14. Het vorenstaande leidt de voorzieningenrechter tot de conclusie dat het verzoek om verweerder te gelasten een andere bezwaar-/beroepsbehandelaar aan te wijzen niet voor inwilliging in aanmerking komt. De voorzieningenrechter van de rechtbank zal het verzoek daarom afwijzen.

Overig

15. Voor zover verzoeker met het verzoekschrift ook een verzoek doet dan wel wenst te doen ten aanzien van het beslag dat is gelegd op onroerend goed gelegen te Bergen (pagina 2 van het verzoekschrift, tabel, volgnr. 7) oordeelt de voorzieningenrechter als volgt. De voorzieningenrechter is niet bevoegd daar een oordeel over te geven en verklaart zich onbevoegd. Verzoeker kan zich voor een dergelijk verzoek wenden tot de civiele rechter.

Proceskosten

16. Van omstandigheden op grond waarvan een van de partijen zou moeten worden veroordeeld in de door de andere partij gemaakte proceskosten, is de voorzieningenrechter niet gebleken.

Beslissing

De voorzieningenrechter verklaart zich onbevoegd voor zover het verzoek betrekking heeft op beslaglegging en wijst het verzoek voor het overige af.

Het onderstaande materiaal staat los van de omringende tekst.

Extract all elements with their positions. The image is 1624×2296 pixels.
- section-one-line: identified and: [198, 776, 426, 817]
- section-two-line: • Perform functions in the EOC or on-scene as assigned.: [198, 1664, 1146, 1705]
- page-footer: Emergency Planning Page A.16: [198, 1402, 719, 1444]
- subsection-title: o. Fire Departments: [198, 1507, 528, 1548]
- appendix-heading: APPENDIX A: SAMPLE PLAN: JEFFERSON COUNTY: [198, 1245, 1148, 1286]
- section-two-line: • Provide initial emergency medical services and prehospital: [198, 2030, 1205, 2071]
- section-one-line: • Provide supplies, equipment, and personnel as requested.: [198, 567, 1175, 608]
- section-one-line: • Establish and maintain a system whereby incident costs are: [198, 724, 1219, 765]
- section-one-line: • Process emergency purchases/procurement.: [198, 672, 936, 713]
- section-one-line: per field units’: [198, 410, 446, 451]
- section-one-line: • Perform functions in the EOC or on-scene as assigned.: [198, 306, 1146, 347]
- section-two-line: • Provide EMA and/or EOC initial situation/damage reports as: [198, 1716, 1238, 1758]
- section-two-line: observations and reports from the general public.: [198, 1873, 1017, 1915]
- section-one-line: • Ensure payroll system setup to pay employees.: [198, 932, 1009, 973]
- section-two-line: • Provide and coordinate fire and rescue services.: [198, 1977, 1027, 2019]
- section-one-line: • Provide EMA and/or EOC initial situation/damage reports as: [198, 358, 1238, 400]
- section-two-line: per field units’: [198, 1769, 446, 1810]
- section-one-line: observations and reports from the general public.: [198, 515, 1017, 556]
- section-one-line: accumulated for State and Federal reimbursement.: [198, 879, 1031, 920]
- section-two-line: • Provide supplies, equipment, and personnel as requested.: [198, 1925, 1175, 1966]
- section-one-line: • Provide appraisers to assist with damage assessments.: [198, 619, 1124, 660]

Deze uitspraak is gedaan op 3 juli 2020 door mr. G.H. de Soeten, voorzieningenrechter, in aanwezigheid van mr. M.R. Marinus. Als gevolg van maatregelen rondom het coronavirus is deze uitspraak niet uitgesproken op een openbare uitsprakenzitting. Zodra het openbaar uitspreken weer mogelijk is, wordt deze uitspraak, voor zover nodig, alsnog in het openbaar uitgesproken.